Cameroon disposes since April 18, 2013 a law on private investment incentives which gives nationals or foreign natural or legal persons, resident or not in Cameroon, conducting business therein or having shares in Cameroonian companies, a wide-range of incentives through which they can develop their businesses and contribute to the economic growth of the country. Several Presidential decrees signed on September 9, now facilitate the applicability of the law, opening the floodgates for improved investment that the country needs for sustained growth.
Investment and Growth
The economic emergence status that Cameroon aspires to attain by 2035 passes through investment that triggers growth. Economic analysts hold that for a country to attain emergence, its investment (public and private put together) must contribute at least 25 per cent to the country's Gross Domestic Product (GDP) for a minimum of three decades going.
In Cameroon, statistics contained in the 2013 Finance Law show that private investment improved by 8.4 per cent in 2012, representing a 19.5 per cent contribution to GDP. 2013-2015 projections show an average of 20.8 per cent contribution of private investment to GDP. Meanwhile, public investment grew by 19.9 per cent, representing 2.8 per cent to GDP. Mathematically, the 19.5 per cent of the private sector and 2.8 per cent of the public sector give 22.3 per cent of investment's contribution to growth.
This falls short of the minimum 25 per cent. Thus, the country's growth rate has been stagnating at barely 5 per cent, below the 5.5 per cent annual growth rate as wished in the 2010-2020 Growth and Employment Strategy Paper and far below the double-digit growth required of a middle-income economy. This also comprises sustainable wealth and job creation, indispensable ingredients to meaningful growth.
The April 18, 2013 law and the accompanying texts of application, give incentives to investors capable of wooing even the most reticent to want to conquer the national market, especially in a country where natural resources are aplenty and political and social stability doubly assured.
Investors or potential ones have always complained of high and numerous taxes and other bottlenecks. Today, the law makes provision for tax, customs and administrative as well as financial incentives.
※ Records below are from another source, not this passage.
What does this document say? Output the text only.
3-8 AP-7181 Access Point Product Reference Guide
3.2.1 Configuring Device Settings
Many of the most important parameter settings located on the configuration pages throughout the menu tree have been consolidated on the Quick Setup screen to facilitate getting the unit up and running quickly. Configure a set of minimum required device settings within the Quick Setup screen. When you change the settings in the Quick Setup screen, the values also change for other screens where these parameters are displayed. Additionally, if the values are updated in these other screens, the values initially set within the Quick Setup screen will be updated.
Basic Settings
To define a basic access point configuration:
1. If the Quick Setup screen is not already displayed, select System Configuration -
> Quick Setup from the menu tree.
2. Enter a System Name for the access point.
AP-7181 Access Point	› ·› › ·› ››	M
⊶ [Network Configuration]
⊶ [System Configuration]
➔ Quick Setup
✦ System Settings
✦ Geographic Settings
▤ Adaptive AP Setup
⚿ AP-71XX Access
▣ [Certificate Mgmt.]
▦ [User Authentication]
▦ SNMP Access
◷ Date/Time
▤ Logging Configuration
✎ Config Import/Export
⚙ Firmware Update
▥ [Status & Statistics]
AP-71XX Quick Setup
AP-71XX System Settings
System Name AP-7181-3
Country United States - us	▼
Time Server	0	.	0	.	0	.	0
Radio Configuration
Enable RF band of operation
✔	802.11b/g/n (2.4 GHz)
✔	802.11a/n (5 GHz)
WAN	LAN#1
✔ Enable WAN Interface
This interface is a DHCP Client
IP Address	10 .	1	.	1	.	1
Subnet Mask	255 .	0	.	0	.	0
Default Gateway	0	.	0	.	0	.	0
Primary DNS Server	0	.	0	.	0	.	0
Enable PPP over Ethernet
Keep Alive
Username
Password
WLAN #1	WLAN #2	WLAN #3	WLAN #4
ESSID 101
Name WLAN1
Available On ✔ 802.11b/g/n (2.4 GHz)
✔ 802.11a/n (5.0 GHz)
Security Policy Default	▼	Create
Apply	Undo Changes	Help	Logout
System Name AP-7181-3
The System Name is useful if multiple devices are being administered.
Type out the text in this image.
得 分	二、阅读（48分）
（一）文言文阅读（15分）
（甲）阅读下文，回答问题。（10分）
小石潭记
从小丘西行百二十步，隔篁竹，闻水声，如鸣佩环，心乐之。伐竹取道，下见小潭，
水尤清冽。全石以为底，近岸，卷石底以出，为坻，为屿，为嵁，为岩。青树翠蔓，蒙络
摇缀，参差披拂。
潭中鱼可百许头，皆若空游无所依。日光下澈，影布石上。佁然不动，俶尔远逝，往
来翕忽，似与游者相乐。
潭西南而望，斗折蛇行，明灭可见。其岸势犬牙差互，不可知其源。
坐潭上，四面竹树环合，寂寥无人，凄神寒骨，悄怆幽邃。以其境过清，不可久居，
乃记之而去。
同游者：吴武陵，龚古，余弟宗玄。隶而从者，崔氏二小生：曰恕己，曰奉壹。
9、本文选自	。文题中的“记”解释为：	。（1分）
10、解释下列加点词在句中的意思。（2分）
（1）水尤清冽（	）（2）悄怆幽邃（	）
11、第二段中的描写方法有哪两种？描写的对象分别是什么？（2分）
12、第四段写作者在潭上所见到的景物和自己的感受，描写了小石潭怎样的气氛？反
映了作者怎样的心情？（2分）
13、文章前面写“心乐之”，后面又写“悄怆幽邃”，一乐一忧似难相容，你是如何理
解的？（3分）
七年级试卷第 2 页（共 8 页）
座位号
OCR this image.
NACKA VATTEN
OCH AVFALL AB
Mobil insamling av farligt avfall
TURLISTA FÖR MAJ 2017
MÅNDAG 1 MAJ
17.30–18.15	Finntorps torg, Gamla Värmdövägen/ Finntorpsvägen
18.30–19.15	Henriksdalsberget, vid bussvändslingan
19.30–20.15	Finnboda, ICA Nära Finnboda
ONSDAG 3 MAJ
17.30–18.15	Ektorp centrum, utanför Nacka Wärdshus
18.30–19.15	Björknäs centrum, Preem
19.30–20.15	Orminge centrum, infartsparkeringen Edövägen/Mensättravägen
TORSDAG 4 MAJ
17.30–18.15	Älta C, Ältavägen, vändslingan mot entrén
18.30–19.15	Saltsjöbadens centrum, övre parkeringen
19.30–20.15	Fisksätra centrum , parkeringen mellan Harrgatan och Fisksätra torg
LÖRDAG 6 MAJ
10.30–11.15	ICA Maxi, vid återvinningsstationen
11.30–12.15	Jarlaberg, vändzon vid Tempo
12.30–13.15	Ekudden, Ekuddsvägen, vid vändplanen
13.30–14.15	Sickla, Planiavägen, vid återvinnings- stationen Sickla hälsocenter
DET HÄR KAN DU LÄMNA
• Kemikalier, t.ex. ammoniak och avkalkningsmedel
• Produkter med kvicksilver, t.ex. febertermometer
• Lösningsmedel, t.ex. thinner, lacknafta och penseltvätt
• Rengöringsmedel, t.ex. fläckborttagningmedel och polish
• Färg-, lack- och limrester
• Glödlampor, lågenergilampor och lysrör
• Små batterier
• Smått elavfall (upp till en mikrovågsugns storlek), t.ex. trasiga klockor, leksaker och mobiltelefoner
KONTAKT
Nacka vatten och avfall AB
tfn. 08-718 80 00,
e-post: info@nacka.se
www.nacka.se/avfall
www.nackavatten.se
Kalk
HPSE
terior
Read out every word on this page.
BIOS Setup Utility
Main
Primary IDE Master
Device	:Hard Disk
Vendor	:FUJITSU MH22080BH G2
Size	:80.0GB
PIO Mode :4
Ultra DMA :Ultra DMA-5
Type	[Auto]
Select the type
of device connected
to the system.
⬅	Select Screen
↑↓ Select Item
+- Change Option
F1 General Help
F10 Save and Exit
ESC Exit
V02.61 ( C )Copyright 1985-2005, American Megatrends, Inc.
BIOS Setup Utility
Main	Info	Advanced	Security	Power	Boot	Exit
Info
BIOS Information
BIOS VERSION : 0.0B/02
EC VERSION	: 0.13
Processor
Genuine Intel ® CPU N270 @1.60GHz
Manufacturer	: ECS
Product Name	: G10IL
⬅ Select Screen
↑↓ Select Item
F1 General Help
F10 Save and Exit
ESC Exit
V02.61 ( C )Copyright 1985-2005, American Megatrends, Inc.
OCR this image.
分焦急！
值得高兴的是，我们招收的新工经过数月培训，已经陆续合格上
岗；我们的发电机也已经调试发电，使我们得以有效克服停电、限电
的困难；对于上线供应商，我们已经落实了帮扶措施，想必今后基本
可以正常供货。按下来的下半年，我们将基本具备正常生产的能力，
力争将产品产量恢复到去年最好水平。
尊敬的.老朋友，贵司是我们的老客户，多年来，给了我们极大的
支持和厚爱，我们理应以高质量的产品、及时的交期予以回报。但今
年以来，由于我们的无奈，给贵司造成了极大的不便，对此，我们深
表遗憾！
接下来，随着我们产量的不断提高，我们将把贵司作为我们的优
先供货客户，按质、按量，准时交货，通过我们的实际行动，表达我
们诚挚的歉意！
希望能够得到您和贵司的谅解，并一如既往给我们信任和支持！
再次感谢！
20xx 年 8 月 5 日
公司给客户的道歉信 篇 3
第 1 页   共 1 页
The texts of application specify the mode of operation.
Should investments sprout up in the country commensurate with the good laws in place, then, employment would no longer be a problem and he who creates employment, generates wealth and develops the economy. With it, the situation where almost everybody waits on government for employment and curses the system when it is not forthcoming or worth the salt would be a thing of the past. Only then can embarrassing situations like the recent recruitment of 25,000 certificate holders into the public service wherein over 300,000 people applied, each expecting a place in the sun, would be averted.